8. For each Task in the Pipeline that is in scope for the Pipeline run, a new instance of a task is created as a new TaskRun custom resource. This custom resource is populated with the parameters needed to run the task from the PipelineRun. For each step defined in the task, a new container is instantiated using the supplied image parameter and the role the step is to run.
steps:
- command:
- /opt/app-root/src/run-role.sh
- ibm-catalogs
image: 'quay.io/ibmmas/cli:7.1.0'
9. This new container the runs the run-role.sh script, passing the parameter of the step to run. The run-role.sh script sets the role name in the environment then invokes the Ansible DevOps playbook run_role
export ROLE_NAME=$1
ansible-playbook ibm.mas_devops.run_role
10. The run_role playbook gets the role name from the environment and constructs the role to run as shown below
- hosts: localhost
any_errors_fatal: true
vars:
role_name: "{{ lookup('env', 'ROLE_NAME') }}"
roles:
- "ibm.mas_devops.{{ role_name }}"
PLAY RECAP *********************************************************************************************************************************************************************************
localhost : ok=51 changed=1 unreachable=0 failed=0 skipped=36 rescued=0 ignored=0
The logs from running the playbook can also be found in the ${HOME}/.ansible.log directory of the CLI container instance.
Using a Role
The documentation for the ansible DevOps code that can be accessed here documents how an individual role can be executed. Two options are given: run the role either by invoking the role directly or by using the run_role playbook (the same playbook that the pipelines code used as shown earlier in this document). The documentation describes the mandatory and optional parameters that each role supports. We will continue our installation by adding the cluster monitoring to our cluster using the run role playbook. The documentation for the role can be found here. We will run the role from the same container that we ran the playbook. As with the playbook, set up the parameters need by the role (note that some of these would be defaulted but we set them anyway as part of this example).

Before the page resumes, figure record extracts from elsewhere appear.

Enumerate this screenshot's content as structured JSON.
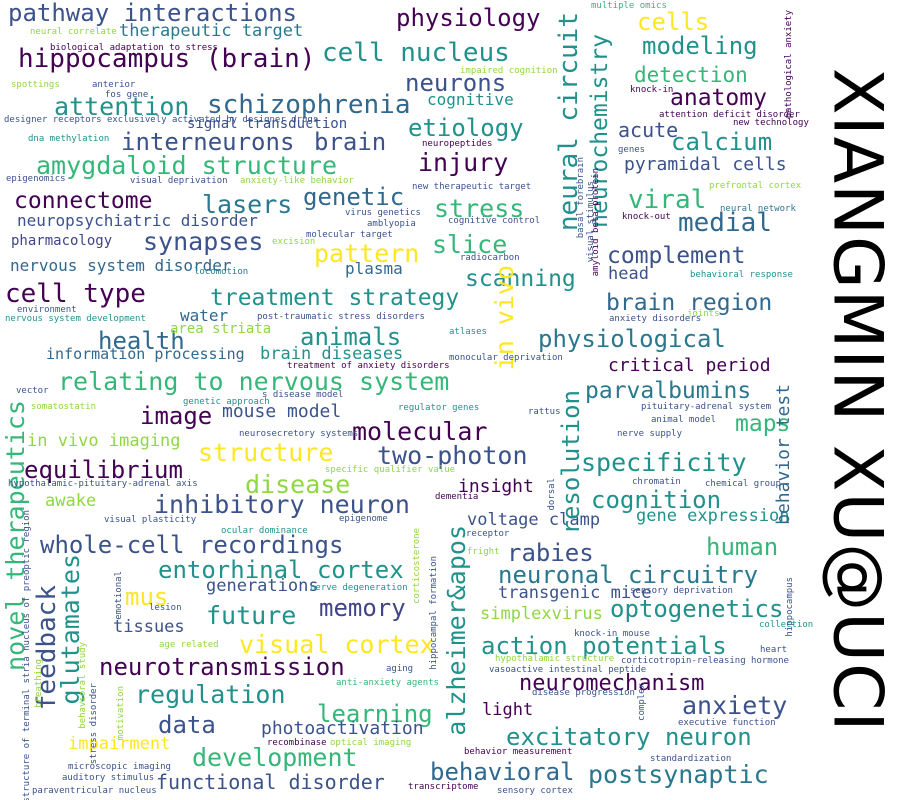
{
  "side_title": "XIANGMIN XU@UCI",
  "palette": {
    "dark_purple": "#440154",
    "indigo": "#3b528b",
    "blue": "#31688e",
    "teal": "#21918c",
    "green": "#35b779",
    "lime": "#90d743",
    "yellow": "#fde725",
    "navy": "#414487",
    "sea": "#2a788e",
    "mint": "#5ec962"
  },
  "words": [
    {
      "text": "pathway interactions"
    },
    {
      "text": "physiology"
    },
    {
      "text": "cells"
    },
    {
      "text": "therapeutic target"
    },
    {
      "text": "cell nucleus"
    },
    {
      "text": "modeling"
    },
    {
      "text": "hippocampus (brain)"
    },
    {
      "text": "neurons"
    },
    {
      "text": "detection"
    },
    {
      "text": "attention"
    },
    {
      "text": "schizophrenia"
    },
    {
      "text": "anatomy"
    },
    {
      "text": "signal transduction"
    },
    {
      "text": "cognitive"
    },
    {
      "text": "etiology"
    },
    {
      "text": "interneurons"
    },
    {
      "text": "brain"
    },
    {
      "text": "calcium"
    },
    {
      "text": "amygdaloid structure"
    },
    {
      "text": "injury"
    },
    {
      "text": "pyramidal cells"
    },
    {
      "text": "connectome"
    },
    {
      "text": "lasers"
    },
    {
      "text": "genetic"
    },
    {
      "text": "viral"
    },
    {
      "text": "stress"
    },
    {
      "text": "neuropsychiatric disorder"
    },
    {
      "text": "medial"
    },
    {
      "text": "synapses"
    },
    {
      "text": "pharmacology"
    },
    {
      "text": "slice"
    },
    {
      "text": "pattern"
    },
    {
      "text": "complement"
    },
    {
      "text": "nervous system disorder"
    },
    {
      "text": "plasma"
    },
    {
      "text": "head"
    },
    {
      "text": "scanning"
    },
    {
      "text": "cell type"
    },
    {
      "text": "treatment strategy"
    },
    {
      "text": "brain region"
    },
    {
      "text": "water"
    },
    {
      "text": "health"
    },
    {
      "text": "animals"
    },
    {
      "text": "physiological"
    },
    {
      "text": "area striata"
    },
    {
      "text": "information processing"
    },
    {
      "text": "brain diseases"
    },
    {
      "text": "critical period"
    },
    {
      "text": "relating to nervous system"
    },
    {
      "text": "parvalbumins"
    },
    {
      "text": "image"
    },
    {
      "text": "mouse model"
    },
    {
      "text": "molecular"
    },
    {
      "text": "maps"
    },
    {
      "text": "in vivo imaging"
    },
    {
      "text": "structure"
    },
    {
      "text": "two-photon"
    },
    {
      "text": "equilibrium"
    },
    {
      "text": "specificity"
    },
    {
      "text": "disease"
    },
    {
      "text": "awake"
    },
    {
      "text": "insight"
    },
    {
      "text": "inhibitory neuron"
    },
    {
      "text": "cognition"
    },
    {
      "text": "voltage clamp"
    },
    {
      "text": "gene expression"
    },
    {
      "text": "whole-cell recordings"
    },
    {
      "text": "human"
    },
    {
      "text": "rabies"
    },
    {
      "text": "entorhinal cortex"
    },
    {
      "text": "neuronal circuitry"
    },
    {
      "text": "generations"
    },
    {
      "text": "mus"
    },
    {
      "text": "transgenic mice"
    },
    {
      "text": "memory"
    },
    {
      "text": "optogenetics"
    },
    {
      "text": "future"
    },
    {
      "text": "simplexvirus"
    },
    {
      "text": "tissues"
    },
    {
      "text": "visual cortex"
    },
    {
      "text": "action potentials"
    },
    {
      "text": "neurotransmission"
    },
    {
      "text": "neuromechanism"
    },
    {
      "text": "regulation"
    },
    {
      "text": "learning"
    },
    {
      "text": "anxiety"
    },
    {
      "text": "data"
    },
    {
      "text": "photoactivation"
    },
    {
      "text": "light"
    },
    {
      "text": "impairment"
    },
    {
      "text": "excitatory neuron"
    },
    {
      "text": "development"
    },
    {
      "text": "behavioral"
    },
    {
      "text": "postsynaptic"
    },
    {
      "text": "functional disorder"
    },
    {
      "text": "feedback"
    },
    {
      "text": "glutamates"
    },
    {
      "text": "novel therapeutics"
    },
    {
      "text": "alzheimer&apos"
    },
    {
      "text": "resolution"
    },
    {
      "text": "in vivo"
    },
    {
      "text": "neural circuit"
    },
    {
      "text": "neurochemistry"
    },
    {
      "text": "behavior test"
    },
    {
      "text": "multiple omics"
    },
    {
      "text": "neural correlate"
    },
    {
      "text": "biological adaptation to stress"
    },
    {
      "text": "impaired cognition"
    },
    {
      "text": "spottings"
    },
    {
      "text": "anterior"
    },
    {
      "text": "fos gene"
    },
    {
      "text": "designer receptors exclusively activated by designer drugs"
    },
    {
      "text": "neuropeptides"
    },
    {
      "text": "knock-in"
    },
    {
      "text": "attention deficit disorder"
    },
    {
      "text": "new technology"
    },
    {
      "text": "dna methylation"
    },
    {
      "text": "genes"
    },
    {
      "text": "epigenomics"
    },
    {
      "text": "visual deprivation"
    },
    {
      "text": "anxiety-like behavior"
    },
    {
      "text": "new therapeutic target"
    },
    {
      "text": "prefrontal cortex"
    },
    {
      "text": "virus genetics"
    },
    {
      "text": "amblyopia"
    },
    {
      "text": "cognitive control"
    },
    {
      "text": "neural network"
    },
    {
      "text": "knock-out"
    },
    {
      "text": "molecular target"
    },
    {
      "text": "excision"
    },
    {
      "text": "radiocarbon"
    },
    {
      "text": "locomotion"
    },
    {
      "text": "behavioral response"
    },
    {
      "text": "environment"
    },
    {
      "text": "nervous system development"
    },
    {
      "text": "post-traumatic stress disorders"
    },
    {
      "text": "anxiety disorders"
    },
    {
      "text": "joints"
    },
    {
      "text": "atlases"
    },
    {
      "text": "monocular deprivation"
    },
    {
      "text": "treatment of anxiety disorders"
    },
    {
      "text": "vector"
    },
    {
      "text": "genetic approach"
    },
    {
      "text": "s disease model"
    },
    {
      "text": "somatostatin"
    },
    {
      "text": "regulator genes"
    },
    {
      "text": "rattus"
    },
    {
      "text": "pituitary-adrenal system"
    },
    {
      "text": "animal model"
    },
    {
      "text": "neurosecretory systems"
    },
    {
      "text": "nerve supply"
    },
    {
      "text": "hypothalamic-pituitary-adrenal axis"
    },
    {
      "text": "specific qualifier value"
    },
    {
      "text": "chromatin"
    },
    {
      "text": "chemical group"
    },
    {
      "text": "dementia"
    },
    {
      "text": "epigenome"
    },
    {
      "text": "visual plasticity"
    },
    {
      "text": "ocular dominance"
    },
    {
      "text": "receptor"
    },
    {
      "text": "fright"
    },
    {
      "text": "emotional"
    },
    {
      "text": "lesion"
    },
    {
      "text": "nerve degeneration"
    },
    {
      "text": "sensory deprivation"
    },
    {
      "text": "collection"
    },
    {
      "text": "knock-in mouse"
    },
    {
      "text": "age related"
    },
    {
      "text": "heart"
    },
    {
      "text": "hypothalamic structure"
    },
    {
      "text": "aging"
    },
    {
      "text": "vasoactive intestinal peptide"
    },
    {
      "text": "corticotropin-releasing hormone"
    },
    {
      "text": "anti-anxiety agents"
    },
    {
      "text": "disease progression"
    },
    {
      "text": "executive function"
    },
    {
      "text": "recombinase"
    },
    {
      "text": "optical imaging"
    },
    {
      "text": "behavior measurement"
    },
    {
      "text": "standardization"
    },
    {
      "text": "microscopic imaging"
    },
    {
      "text": "auditory stimulus"
    },
    {
      "text": "transcriptome"
    },
    {
      "text": "paraventricular nucleus"
    },
    {
      "text": "sensory cortex"
    },
    {
      "text": "amyloid beta-protein"
    },
    {
      "text": "basal forebrain"
    },
    {
      "text": "visual stimulus"
    },
    {
      "text": "pathological anxiety"
    },
    {
      "text": "dorsal"
    },
    {
      "text": "hippocampal formation"
    },
    {
      "text": "corticosterone"
    },
    {
      "text": "structure of terminal stria nucleus of preoptic region"
    },
    {
      "text": "breathing"
    },
    {
      "text": "behavioral study"
    },
    {
      "text": "stress disorder"
    },
    {
      "text": "motivation"
    },
    {
      "text": "complex"
    },
    {
      "text": "acute"
    },
    {
      "text": "hippocampus"
    }
  ]
}
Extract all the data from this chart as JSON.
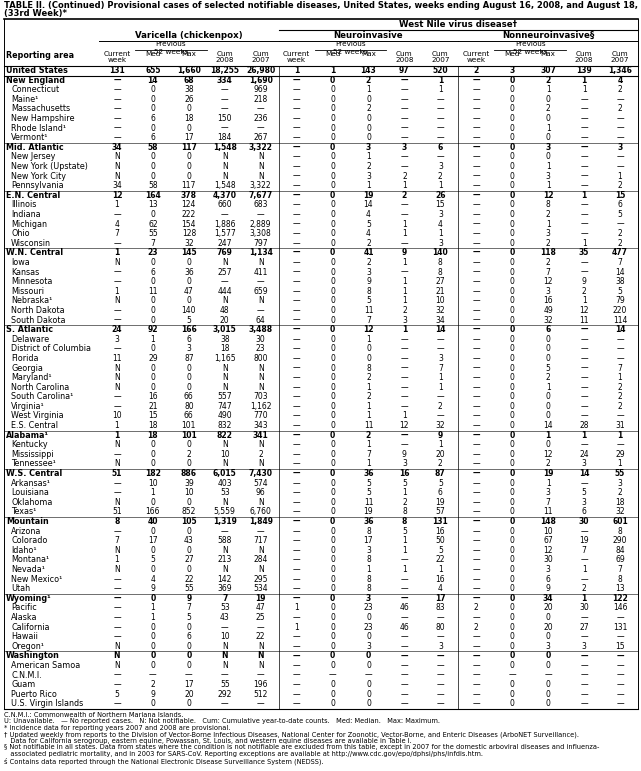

export CLUSTER_MONITORING_INCLUDE_GRAFANA=true
export CLUSTER_MONITORING_ACTION=install
export PROMETHEUS_STORAGE_CLASS=ocs-storagecluster-cephfs
export PROMETHEUS_ALERTMGR_STORAGE_CLASS=ocs-storagecluster-cephfs
export GRAFANA_INSTANCE_STORAGE_CLASS=ocs-storagecluster-cephfs
export ROLE_NAME=cluster_monitoring
The role can then be executed with the following command:
ansible-playbook ibm.mas_devops.run_role
As with the playbook execution, a RECAP is provided and the logs are available in the same location within the CLI container.
Conclusion
There is a robust set of automation scripts to aid in the installation, operation, and management of Maximo Application Suite. Feedback is encouraged, and can be raised as tickets in the relevant GitHub repositories. Simply navigate the relevant repository, click “Issues”, then click “New Issue”. The ansible-devops issue page can be viewed here, and the mascli issue page can be viewed here.
Both positive and negative feedback is welcomed, no matter how small. User feedback drives the development of existing and new capabilities.
In addition to raising issues or providing feedback, both the ansible and the CLI can be contributed to directly. Documentation on how to do so can be viewed here and here, respectively.